Congress is on the cusp of enacting a historic, permanent national paid family and medical leave program, which will ensure that every member of the U.S. workforce has access to paid leave when they need to take time away from their jobs to provide care, receive care, or heal. Paid leave addresses some of the country’s most pressing challenges: economic and health disparities, gender and racial injustice, labor force participation, caregiving challenges, global competitiveness, and small business success.

If Congress enacts paid leave through Build Back Better, advocates will close the first chapter of their work — work that has endured, grown, and succeeded since the work to pass the FMLA began in 1984; the FMLA’s passage in 1993; the enactment, implementation and even expansion of state paid leave programs starting in 2002; the passage of a federal law guaranteeing paid parental leave for federal employees passed in 2019 and the emergency paid leave provisions addressing the COVID-19 pandemic in 2020 and 2021.

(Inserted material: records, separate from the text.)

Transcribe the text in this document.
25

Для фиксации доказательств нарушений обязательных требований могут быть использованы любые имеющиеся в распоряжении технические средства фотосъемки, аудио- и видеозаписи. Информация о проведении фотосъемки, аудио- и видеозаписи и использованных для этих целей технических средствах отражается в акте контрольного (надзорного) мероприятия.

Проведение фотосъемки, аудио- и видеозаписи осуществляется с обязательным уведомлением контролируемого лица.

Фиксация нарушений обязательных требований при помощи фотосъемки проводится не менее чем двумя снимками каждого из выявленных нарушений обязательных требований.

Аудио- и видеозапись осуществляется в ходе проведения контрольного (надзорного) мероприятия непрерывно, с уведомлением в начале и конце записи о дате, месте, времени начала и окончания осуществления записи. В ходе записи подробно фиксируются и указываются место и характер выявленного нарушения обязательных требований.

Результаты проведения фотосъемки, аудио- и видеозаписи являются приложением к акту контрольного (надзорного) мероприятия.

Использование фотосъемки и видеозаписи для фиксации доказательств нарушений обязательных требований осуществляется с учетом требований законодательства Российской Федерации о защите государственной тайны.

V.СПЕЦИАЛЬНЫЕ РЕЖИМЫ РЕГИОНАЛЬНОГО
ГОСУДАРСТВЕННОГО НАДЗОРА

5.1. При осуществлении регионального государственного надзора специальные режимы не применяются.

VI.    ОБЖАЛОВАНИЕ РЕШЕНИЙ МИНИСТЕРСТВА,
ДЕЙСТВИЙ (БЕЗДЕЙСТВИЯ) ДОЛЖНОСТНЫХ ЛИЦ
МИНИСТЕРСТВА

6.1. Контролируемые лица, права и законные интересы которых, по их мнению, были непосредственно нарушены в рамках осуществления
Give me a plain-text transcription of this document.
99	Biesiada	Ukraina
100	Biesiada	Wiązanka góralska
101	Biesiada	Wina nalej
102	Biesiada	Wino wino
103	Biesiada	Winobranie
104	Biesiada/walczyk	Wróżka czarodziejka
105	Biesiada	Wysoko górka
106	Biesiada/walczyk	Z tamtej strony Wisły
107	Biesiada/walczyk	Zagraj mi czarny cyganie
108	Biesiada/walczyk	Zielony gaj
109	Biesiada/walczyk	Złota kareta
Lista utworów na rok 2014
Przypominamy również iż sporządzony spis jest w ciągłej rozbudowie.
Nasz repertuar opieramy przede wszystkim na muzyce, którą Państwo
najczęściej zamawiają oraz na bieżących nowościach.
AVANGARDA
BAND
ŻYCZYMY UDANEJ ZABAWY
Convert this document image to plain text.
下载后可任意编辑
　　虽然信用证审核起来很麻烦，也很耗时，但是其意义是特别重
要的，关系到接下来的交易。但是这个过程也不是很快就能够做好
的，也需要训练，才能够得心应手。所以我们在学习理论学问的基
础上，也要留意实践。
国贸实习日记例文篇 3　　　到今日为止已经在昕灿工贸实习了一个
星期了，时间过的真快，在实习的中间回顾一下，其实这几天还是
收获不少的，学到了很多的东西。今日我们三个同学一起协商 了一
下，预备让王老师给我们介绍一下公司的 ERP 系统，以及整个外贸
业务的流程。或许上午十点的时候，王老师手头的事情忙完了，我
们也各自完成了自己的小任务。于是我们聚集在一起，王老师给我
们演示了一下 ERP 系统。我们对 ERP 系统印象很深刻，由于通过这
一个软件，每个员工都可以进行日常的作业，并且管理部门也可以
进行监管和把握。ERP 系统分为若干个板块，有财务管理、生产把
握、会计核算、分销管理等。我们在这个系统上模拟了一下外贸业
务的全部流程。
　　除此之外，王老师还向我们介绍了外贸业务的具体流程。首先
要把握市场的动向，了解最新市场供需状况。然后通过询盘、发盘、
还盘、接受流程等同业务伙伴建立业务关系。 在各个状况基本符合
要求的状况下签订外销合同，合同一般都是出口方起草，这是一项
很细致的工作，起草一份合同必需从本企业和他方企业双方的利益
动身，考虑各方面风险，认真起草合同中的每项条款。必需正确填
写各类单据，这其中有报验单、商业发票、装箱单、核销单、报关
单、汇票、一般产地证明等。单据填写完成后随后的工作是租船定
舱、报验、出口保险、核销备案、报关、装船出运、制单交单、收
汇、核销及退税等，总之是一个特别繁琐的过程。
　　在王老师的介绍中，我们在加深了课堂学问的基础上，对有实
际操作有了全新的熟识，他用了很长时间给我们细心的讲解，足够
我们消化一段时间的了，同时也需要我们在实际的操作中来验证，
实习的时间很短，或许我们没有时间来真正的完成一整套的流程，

The work to guarantee full access to secure paid family and medical leave to all working people in the United States will continue even after the Build Back Better Act passes. Successful implementation of the new federal program will require partnerships among public, private, and nonprofit entities and a commitment to ensure that the workers who need paid leave the most understand their right to access benefits. In addition, advocates will work to secure job protections for all workers who can access paid leave benefits by expanding the FMLA and expanding the duration of paid leave to at least the 12 weeks established by the FMLA. Innovation will beget innovation, and the culture changes the new federal program promotes will make future progress more possible.

It is past time for the U.S. to pass paid leave. Building back better requires it.